Chapter 32. Parallel Programming

Table of Contents

32.. Serial vs. Parallel
Optimize the Serial Code First
Parallel Computing vs Parallel Programming
Don't Do Development on a Cluster or Grid
32.. Scheduling Compilation
Why Schedule Compilation?
Batch Serial and Batch Interactive
32.. Further Reading

Serial vs. Parallel

The first rule in parallel programming: Don't, unless you really have to.

Optimize the Serial Code First

Anything you can do in serial, you can do in parallel with a lot more effort.

People often look to parallelize their code simply because it's slow, without realizing that it could be made to run hundreds of times faster without being parallelized. Using better algorithms, reducing memory use, or switching from an interpreted language to a compiled language will usually be far easier than parallelizing the code. Parallel programming is difficult, and running programs on a cluster is inconvenient compared to running them on your PC.

Some people are motivated by ego or even a pragmatic desire to impress someone, rather than a desire to solve a real problem.

Using a $1,000,000 cluster to make inefficient programs run faster or to make yourself look smart is an unethical abuse of resources. If an organization spends this much money on computing resources, it's important to ensure that they are used productively. Programmers have a responsibility to ensure that their code is well optimized before running it on a cluster.

Parallel Computing vs Parallel Programming

As explained in Chapter 33, Programming for HTC, you don't necessarily need to write a parallel program in order to utilize parallel computing resources.

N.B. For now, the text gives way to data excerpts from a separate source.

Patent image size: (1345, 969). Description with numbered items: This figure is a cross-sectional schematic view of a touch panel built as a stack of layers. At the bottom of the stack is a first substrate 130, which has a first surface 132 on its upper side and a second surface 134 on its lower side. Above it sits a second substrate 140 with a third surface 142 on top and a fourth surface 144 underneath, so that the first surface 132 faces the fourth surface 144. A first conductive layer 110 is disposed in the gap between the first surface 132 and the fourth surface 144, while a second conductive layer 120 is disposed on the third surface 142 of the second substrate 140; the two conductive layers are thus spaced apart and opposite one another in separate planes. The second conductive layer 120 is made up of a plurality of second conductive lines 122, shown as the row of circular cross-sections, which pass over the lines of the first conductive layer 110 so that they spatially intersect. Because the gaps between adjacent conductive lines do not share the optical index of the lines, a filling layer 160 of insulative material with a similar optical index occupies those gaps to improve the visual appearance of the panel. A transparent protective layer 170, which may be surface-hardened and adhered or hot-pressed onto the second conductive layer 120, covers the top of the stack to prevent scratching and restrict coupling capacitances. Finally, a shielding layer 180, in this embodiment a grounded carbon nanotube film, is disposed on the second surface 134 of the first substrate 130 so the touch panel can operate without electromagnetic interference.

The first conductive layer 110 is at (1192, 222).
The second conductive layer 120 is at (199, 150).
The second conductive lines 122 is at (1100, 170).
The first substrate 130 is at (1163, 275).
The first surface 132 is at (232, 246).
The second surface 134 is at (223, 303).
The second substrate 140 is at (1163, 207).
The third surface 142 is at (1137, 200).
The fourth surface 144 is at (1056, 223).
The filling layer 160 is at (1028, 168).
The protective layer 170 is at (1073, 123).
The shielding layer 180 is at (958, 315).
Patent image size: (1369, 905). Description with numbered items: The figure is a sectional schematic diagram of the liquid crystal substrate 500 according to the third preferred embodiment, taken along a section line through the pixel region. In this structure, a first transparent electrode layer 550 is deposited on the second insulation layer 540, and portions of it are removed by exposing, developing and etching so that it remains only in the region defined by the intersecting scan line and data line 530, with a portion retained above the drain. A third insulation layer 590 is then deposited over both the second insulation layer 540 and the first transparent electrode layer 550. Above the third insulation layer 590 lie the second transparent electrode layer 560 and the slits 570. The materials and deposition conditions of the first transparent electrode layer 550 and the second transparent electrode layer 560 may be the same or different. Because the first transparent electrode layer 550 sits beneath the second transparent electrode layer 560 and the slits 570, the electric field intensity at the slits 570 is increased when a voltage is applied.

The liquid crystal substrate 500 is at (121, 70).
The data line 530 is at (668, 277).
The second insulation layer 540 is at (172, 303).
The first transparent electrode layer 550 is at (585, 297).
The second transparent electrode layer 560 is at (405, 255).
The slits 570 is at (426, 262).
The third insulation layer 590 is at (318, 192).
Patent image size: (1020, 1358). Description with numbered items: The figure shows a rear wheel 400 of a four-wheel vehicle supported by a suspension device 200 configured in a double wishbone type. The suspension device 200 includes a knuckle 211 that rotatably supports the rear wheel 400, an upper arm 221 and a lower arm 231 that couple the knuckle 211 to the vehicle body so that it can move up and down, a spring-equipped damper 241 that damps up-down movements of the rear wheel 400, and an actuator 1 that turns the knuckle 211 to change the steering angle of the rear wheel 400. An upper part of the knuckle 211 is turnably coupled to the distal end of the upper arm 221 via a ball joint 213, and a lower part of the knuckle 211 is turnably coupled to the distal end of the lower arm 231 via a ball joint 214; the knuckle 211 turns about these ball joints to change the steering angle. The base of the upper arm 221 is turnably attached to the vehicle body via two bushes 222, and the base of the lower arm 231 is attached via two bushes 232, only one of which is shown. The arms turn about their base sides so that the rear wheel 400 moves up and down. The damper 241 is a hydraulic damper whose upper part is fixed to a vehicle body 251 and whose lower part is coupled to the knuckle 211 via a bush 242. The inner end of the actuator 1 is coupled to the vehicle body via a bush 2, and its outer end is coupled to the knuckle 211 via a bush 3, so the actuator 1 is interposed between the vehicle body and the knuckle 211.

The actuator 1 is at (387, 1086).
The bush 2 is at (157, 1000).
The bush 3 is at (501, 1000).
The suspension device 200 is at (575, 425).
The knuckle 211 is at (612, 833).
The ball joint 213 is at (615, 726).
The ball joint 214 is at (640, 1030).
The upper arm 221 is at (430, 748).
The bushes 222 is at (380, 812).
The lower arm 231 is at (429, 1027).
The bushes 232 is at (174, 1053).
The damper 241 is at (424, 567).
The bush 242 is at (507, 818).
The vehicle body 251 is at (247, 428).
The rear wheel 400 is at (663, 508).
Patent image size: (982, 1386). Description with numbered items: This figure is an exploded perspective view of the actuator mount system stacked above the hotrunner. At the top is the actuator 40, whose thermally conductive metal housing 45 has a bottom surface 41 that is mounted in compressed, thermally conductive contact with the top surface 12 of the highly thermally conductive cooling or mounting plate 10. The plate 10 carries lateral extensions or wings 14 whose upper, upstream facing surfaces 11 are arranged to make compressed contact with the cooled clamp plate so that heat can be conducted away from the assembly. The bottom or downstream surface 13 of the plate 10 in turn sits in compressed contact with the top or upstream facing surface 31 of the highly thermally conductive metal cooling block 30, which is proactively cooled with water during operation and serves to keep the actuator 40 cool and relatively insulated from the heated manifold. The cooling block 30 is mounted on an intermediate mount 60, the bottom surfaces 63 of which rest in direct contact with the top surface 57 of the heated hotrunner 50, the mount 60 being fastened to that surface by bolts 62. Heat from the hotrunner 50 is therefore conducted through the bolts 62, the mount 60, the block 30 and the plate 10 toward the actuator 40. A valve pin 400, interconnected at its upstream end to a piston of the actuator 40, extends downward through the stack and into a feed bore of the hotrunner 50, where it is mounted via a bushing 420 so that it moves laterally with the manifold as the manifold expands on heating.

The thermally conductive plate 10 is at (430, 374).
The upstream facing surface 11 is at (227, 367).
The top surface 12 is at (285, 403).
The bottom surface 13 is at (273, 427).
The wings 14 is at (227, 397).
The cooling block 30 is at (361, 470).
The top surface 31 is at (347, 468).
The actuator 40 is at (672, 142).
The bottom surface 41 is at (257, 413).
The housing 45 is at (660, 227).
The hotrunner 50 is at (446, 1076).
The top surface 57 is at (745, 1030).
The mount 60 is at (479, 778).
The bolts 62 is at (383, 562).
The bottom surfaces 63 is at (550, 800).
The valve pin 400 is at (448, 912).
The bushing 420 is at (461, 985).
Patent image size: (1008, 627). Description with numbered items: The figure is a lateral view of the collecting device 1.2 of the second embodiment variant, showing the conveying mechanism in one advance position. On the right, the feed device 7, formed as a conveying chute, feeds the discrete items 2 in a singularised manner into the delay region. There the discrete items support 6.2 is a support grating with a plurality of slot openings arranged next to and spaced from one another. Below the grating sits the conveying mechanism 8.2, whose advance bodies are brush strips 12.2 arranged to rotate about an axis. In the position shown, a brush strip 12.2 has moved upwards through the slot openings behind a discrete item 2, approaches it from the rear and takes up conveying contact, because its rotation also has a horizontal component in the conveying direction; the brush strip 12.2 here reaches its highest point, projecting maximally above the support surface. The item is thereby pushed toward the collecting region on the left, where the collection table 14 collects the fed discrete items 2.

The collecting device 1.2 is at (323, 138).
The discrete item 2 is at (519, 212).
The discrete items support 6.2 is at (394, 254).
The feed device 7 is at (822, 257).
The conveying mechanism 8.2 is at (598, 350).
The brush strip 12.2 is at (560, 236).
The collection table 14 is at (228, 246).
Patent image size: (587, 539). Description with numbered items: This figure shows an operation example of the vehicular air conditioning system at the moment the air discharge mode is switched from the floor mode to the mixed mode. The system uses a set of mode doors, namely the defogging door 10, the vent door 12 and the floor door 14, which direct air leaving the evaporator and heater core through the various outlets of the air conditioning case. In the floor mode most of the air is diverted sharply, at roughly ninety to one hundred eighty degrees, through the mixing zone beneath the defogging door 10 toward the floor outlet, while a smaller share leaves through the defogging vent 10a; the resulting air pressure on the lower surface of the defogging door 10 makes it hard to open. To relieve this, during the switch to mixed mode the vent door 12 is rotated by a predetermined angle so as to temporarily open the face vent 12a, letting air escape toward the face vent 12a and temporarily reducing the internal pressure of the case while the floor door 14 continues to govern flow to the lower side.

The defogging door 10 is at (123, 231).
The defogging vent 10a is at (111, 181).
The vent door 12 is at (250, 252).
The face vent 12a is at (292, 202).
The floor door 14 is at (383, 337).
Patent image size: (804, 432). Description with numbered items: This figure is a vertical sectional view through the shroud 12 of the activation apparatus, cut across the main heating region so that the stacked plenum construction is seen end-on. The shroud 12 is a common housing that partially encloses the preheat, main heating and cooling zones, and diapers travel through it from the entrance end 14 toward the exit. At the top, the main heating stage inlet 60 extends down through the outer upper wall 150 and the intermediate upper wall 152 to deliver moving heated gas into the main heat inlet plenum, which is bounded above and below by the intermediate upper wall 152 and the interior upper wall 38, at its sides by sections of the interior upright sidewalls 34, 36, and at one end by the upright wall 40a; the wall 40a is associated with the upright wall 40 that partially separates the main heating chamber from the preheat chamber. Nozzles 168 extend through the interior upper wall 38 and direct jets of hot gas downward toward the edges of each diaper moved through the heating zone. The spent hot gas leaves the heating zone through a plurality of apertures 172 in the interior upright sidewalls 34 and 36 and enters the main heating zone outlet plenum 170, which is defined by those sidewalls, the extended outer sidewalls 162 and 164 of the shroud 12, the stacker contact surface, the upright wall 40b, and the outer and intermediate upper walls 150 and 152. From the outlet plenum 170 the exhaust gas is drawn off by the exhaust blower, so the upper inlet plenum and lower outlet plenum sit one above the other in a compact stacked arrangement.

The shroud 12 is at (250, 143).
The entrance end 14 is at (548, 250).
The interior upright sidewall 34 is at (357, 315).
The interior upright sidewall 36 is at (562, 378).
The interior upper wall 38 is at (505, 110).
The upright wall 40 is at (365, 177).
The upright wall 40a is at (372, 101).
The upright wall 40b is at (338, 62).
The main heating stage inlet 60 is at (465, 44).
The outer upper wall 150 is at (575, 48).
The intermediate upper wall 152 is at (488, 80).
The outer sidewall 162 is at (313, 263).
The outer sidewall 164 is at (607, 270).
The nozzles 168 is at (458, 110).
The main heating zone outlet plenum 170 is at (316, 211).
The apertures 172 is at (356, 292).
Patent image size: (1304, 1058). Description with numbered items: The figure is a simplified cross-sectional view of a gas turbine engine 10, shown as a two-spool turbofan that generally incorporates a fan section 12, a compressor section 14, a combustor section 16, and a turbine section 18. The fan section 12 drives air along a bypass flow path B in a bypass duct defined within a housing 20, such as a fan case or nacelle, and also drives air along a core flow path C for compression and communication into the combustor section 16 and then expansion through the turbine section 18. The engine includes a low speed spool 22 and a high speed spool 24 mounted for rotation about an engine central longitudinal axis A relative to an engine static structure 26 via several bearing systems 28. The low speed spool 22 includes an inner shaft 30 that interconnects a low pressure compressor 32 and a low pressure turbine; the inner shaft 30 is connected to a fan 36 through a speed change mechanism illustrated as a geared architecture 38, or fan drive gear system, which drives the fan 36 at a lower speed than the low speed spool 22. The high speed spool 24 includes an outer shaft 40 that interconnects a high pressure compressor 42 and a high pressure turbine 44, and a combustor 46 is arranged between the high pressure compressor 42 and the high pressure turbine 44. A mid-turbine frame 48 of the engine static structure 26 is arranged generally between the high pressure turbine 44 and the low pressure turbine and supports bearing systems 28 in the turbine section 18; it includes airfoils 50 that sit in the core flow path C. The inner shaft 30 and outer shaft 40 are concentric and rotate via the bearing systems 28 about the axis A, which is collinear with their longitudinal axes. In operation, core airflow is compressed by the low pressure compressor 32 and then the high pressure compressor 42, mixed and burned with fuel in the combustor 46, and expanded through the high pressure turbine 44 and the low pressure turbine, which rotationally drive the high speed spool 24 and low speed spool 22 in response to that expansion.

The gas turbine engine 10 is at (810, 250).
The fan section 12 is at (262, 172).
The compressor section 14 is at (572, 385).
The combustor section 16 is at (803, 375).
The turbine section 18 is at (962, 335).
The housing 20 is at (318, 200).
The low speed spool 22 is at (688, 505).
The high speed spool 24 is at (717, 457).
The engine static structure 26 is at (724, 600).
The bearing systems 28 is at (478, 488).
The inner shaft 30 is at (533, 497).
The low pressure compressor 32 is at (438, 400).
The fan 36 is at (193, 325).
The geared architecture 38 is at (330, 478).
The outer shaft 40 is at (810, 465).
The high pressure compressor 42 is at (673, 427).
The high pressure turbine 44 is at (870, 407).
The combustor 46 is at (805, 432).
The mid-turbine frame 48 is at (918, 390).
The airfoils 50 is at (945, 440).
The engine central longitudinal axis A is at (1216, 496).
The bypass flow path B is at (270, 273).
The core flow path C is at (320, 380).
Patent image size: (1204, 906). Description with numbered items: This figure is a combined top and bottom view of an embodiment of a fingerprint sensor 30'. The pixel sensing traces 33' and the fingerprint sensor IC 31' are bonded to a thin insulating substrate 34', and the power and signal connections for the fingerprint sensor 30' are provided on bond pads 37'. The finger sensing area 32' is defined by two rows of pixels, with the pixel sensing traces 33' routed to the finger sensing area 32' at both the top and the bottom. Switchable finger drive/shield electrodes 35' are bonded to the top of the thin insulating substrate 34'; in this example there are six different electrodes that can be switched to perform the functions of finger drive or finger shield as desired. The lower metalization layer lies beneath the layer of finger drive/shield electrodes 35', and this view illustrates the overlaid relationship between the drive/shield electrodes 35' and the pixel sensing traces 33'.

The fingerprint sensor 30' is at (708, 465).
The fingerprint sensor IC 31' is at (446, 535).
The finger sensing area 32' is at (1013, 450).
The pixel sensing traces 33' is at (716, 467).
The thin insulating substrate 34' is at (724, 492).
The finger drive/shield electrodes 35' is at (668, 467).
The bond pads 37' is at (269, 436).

In many cases, you can run simply multiple instances of a serial program at the same time. This is known as "embarrassingly parallel" computing. This is not only far easier than writing a parallel program, it also achieves better speedup in most cases, since there are no communication bottlenecks between the many processes. This type of parallel computing also scales almost infinitely. While some parallel programs can't effectively utilize more than a few processors, embarrassingly parallel computing jobs can usually utilize thousands and achieve nearly perfect speedup. ( Running N processes at once will reduce the total computation time by a factor of N. )

Think to parallelize your entire computing project, not your program. If an individual run takes only hours or days, and you have to do many runs, then embarrassingly parallel computing will serve your needs very well. Parallelizing a program is only worthwhile when you have a very long running program (usually weeks or more) that will only be run a few times.

Don't Do Development on a Cluster or Grid

You don't need parallel computing resources to develop and test parallel programs.

Parallel code can be developed and tested on a single machine, even with a single core. This is much easier and faster than developing in the more complex scheduled environment of a cluster or grid, and avoids wasting valuable resources on test runs that won't produce useful output.

You can control the number of processes used by OpenMP, MPI, and other parallel computing systems, even using more than one process per core.

Of course, you won't be able to measure speed-up until you run on multiple cores, but that doesn't matter through most of the development cycle.

Develop small test cases to run on your development and testing system, which could be a server, a workstation, or even your laptop. This will be sufficient to test for correctness, which is the vast majority of the development effort.

  1. What should always be done to a program before parallelizing it? Describe at least two reasons.
  2. Explain the difference between parallel computing and parallel programming. Which implies the other? Explain.
  3. What does embarrassingly parallel mean?
  4. Describe at least two advantages of embarrassingly parallel computing vs other parallel computing paradigms.